I will buy the book, but I am holding off for now. The withheld purchase is the only true eloquence left. I'm going to wait for the silence, for the chattering classes to move on to something else.

On this subject, though I was always vaguely intrigued by the Beach Boys' legendary lost album Smile, I've always felt that, as with so many things, it was built up way too much by journalists with a particular axe to grind (their own) and that it could never be as fantastic as all that. True artists, as Steve Jobs once said, ship. They deliver. However imperfect, they deliver. The logic opposite to that, natch, is (in DeLillo's words) that the withheld work of art is the only true eloquence left.
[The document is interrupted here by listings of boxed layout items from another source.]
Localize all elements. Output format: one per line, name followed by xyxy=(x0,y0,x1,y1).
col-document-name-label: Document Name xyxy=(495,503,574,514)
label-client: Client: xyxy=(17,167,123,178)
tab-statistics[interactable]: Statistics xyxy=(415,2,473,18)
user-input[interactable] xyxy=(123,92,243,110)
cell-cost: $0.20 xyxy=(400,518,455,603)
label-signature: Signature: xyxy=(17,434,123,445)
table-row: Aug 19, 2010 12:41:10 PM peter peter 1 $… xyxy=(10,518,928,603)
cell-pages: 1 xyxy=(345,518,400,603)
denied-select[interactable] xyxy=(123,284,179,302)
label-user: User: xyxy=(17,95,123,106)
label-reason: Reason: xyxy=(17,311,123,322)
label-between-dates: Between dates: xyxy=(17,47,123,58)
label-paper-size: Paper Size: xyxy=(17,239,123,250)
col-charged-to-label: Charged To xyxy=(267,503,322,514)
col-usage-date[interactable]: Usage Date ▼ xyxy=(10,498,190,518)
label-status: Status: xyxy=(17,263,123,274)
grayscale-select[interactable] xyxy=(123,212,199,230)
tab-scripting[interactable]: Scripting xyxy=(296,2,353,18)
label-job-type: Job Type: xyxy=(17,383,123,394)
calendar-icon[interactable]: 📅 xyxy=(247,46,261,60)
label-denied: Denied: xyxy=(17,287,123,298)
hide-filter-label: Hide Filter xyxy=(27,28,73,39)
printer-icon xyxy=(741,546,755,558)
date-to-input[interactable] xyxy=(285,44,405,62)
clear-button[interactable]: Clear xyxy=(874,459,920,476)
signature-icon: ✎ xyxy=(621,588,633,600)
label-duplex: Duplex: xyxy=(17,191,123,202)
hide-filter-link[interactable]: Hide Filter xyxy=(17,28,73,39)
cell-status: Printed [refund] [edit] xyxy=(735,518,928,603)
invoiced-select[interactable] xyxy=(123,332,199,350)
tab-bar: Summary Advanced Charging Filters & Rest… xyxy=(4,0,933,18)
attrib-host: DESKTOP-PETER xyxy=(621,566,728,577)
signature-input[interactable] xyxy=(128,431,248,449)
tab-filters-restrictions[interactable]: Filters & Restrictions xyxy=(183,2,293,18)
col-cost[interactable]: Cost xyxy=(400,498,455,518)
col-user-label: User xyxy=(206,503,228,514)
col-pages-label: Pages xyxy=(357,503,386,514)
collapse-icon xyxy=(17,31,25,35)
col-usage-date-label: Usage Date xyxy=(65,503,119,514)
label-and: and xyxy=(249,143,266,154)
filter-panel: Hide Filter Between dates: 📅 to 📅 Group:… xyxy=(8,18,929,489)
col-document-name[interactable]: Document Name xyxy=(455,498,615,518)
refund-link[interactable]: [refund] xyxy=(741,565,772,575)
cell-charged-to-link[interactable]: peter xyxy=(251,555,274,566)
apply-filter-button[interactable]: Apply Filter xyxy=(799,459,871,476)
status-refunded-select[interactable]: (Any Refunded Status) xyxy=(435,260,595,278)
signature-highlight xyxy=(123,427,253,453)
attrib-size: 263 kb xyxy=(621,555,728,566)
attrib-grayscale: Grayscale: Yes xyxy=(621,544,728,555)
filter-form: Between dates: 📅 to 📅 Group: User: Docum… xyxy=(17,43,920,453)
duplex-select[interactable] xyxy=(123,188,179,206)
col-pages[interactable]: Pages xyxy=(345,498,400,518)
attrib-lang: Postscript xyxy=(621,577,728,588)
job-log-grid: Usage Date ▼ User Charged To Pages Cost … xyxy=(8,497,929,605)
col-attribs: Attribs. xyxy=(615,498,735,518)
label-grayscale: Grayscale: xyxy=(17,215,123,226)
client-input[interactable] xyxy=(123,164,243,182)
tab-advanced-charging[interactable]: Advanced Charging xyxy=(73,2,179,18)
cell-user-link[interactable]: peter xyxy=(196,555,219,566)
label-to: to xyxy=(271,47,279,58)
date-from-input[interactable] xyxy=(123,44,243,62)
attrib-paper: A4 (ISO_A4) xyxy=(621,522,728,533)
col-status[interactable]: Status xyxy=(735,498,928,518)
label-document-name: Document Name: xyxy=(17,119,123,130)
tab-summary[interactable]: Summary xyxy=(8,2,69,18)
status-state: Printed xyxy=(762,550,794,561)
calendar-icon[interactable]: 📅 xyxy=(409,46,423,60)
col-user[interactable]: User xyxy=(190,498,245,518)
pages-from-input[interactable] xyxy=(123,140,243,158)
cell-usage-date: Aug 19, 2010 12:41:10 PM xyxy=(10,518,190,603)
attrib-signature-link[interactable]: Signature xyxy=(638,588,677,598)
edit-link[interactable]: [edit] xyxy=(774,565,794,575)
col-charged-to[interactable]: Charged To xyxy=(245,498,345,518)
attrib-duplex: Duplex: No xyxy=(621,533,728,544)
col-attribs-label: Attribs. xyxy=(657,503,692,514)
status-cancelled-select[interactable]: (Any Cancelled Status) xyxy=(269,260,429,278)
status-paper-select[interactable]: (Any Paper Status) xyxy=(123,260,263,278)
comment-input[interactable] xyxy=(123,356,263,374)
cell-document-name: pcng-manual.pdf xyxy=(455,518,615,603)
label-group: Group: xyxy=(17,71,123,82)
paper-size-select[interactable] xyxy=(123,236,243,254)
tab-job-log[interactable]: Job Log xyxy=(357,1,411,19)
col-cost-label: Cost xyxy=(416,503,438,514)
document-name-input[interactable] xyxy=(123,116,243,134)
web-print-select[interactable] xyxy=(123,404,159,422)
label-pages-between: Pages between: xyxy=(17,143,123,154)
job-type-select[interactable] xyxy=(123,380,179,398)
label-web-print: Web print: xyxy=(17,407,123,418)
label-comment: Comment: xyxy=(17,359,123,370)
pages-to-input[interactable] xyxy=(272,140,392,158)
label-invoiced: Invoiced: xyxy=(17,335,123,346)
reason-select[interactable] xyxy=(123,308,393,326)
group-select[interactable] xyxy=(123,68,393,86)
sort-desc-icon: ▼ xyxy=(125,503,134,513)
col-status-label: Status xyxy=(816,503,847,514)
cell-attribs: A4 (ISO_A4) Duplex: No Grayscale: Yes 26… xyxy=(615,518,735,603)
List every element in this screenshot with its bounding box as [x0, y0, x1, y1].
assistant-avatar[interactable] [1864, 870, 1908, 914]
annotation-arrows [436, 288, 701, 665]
Or, to put it in a really perverse way, a true artist supplies the same commitment to not shipping as s/he does to shipping. You either do it and put it out, or you don't. If you're not going to release it, don't release it. Just don't. Ever. That way it can live large in the imagination, and the critics will never get to pick over its bones. If J D Salinger suddenly pops up with 25 previously unpublished novels/collections, just kill me now. The existence of bootlegs is important. Bootlegs give the fans some wriggle room, some ability to imagine what might have been, which is a pleasure, a good. Bootlegs, as a matter of fact, are essential in establishing the status of the artist. What decent musician or writer does not have a vast catalogue of unreleased material? Clue: it should remain unreleased.

So I will not be buying Smile, just as I did not wish to see/hear the Velvet Underground reunion. And, in a way, the Caramac KitKat is like this. Best to imagine the glory that might have been.